Friday, 9 November 2018

How Do you Read?

 How do you read?
Do you focus on the author's message and line of argument, evaluating modes of writing, such as voice, theme, structure, plot, narrative point of view, character, use of dialogue? Or do you just get sucked right in, so that you’re there, in the writer’s world?

I love the way reading feeds and refreshes me, and I wonder if readers like me filter their reading through their previous experiences, opinions and misconceptions. But there’s also bring an ability to get lost in the narrative, even when it is patently nothing like your experience of life. Most people surface-read, which leads to superficial retention, and poor comprehension, of the text. Deep reading uses the skills of analysis, synthesis and problem-solving, but does it  'spoil the story'?

I've just read the Booker winner, Milkman, by Anna Burns, an Irish writer who has produced a clever and absorbing book about 'the troubles'. Set, perhaps, in the 1990s, and located, perhaps in a Northern Irish town locked in sectarian dispute, it's about an 18-year-old girl who is pursued…stalked, almost… by a member of the IRA looking for a bit of eye candy for his arm. There's hardly any violence described, and yet the atmosphere is heavy with the idea of violence and death. I loved it, and fully recommend it, but it would be an easy book to skim read, being rather dense and there are only six chapter over its 350 pages). None of the characters are referred to by their real names...our protagonist is 'middle sister', a previously rejected boy as 'Somebody MacSomebody, and her lover as 'almost boyfriend' But it deserves to be read slowly, with thought. It's subtle, but under its skin there is clarity.. What it tells you about the troubles, are the things no news report could tell you.  Don't take my word for this, though. Here's Claire Kilroy  in The Guardian… Milkman calls to mind several seminal works of Irish literature. In its digressive, batty narrative voice, it resembles a novel cited by the narrator: Tristram Shandy. It is Beckettian in its ability to trace the logical within the absurd. 
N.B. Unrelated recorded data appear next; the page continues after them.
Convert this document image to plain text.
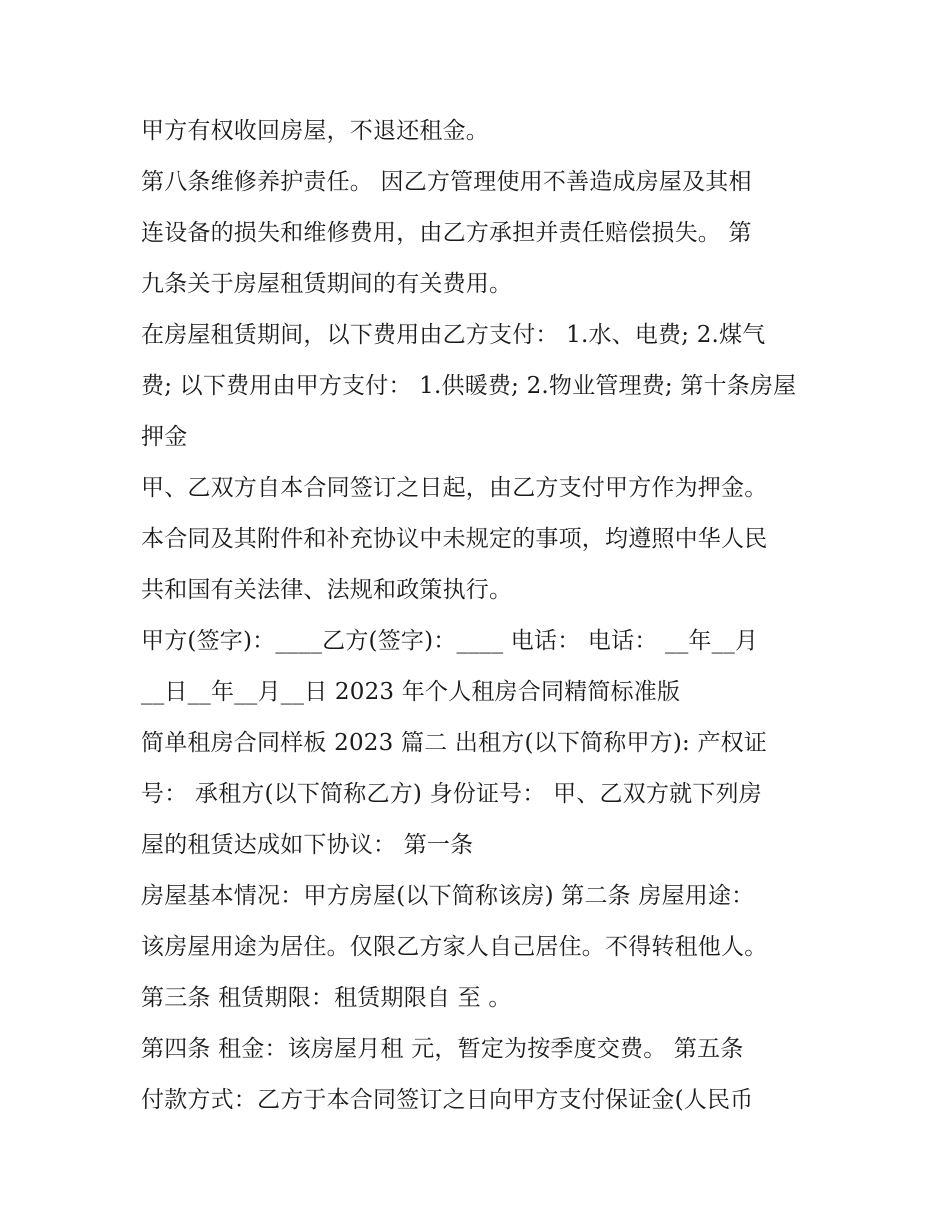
甲方有权收回房屋，不退还租金。
第八条维修养护责任。 因乙方管理使用不善造成房屋及其相
连设备的损失和维修费用，由乙方承担并责任赔偿损失。 第
九条关于房屋租赁期间的有关费用。
在房屋租赁期间，以下费用由乙方支付： 1.水、电费; 2.煤气
费; 以下费用由甲方支付： 1.供暖费; 2.物业管理费; 第十条房屋
押金
甲、乙双方自本合同签订之日起，由乙方支付甲方作为押金。
本合同及其附件和补充协议中未规定的事项，均遵照中华人民
共和国有关法律、法规和政策执行。
甲方(签字)：____乙方(签字)：____ 电话： 电话： __年__月
__日__年__月__日 2023 年个人租房合同精简标准版
简单租房合同样板 2023 篇二 出租方(以下简称甲方): 产权证
号： 承租方(以下简称乙方) 身份证号： 甲、乙双方就下列房
屋的租赁达成如下协议： 第一条
房屋基本情况：甲方房屋(以下简称该房) 第二条 房屋用途：
该房屋用途为居住。仅限乙方家人自己居住。不得转租他人。
第三条 租赁期限：租赁期限自 至 。
第四条 租金：该房屋月租 元，暂定为按季度交费。 第五条
付款方式：乙方于本合同签订之日向甲方支付保证金(人民币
I looked at my last two pieces of reading and asked did the reading hold me? Did I feel the passion of the writer? Did it explain itself to my satisfaction? Did the story increase reading pleasure? Or did my mind wander away from the page? However, this might be true of viewing story too. I read  The Handmaid’s Tale by Margaret Atwood  in1985and now I’ve watched the TV drama The Handmaid’s Tale.  This was faithful to the story, but included other character’s perspectives in the episodes, dedicating some episodes to quite periphery characters like the husband and the wife. 

Reading a novel alongside a play or film demonstrates how differently prose fiction and dramatic script can be. I’ve done this too with the film Arrival; it blew me away and I immediately got the book of short stories it comes from on my Kindle. The original,  Stories of Your Life by Ted Chiang, is basically the same story, but the screenplay reimagining the landscape and made more of a final twist.  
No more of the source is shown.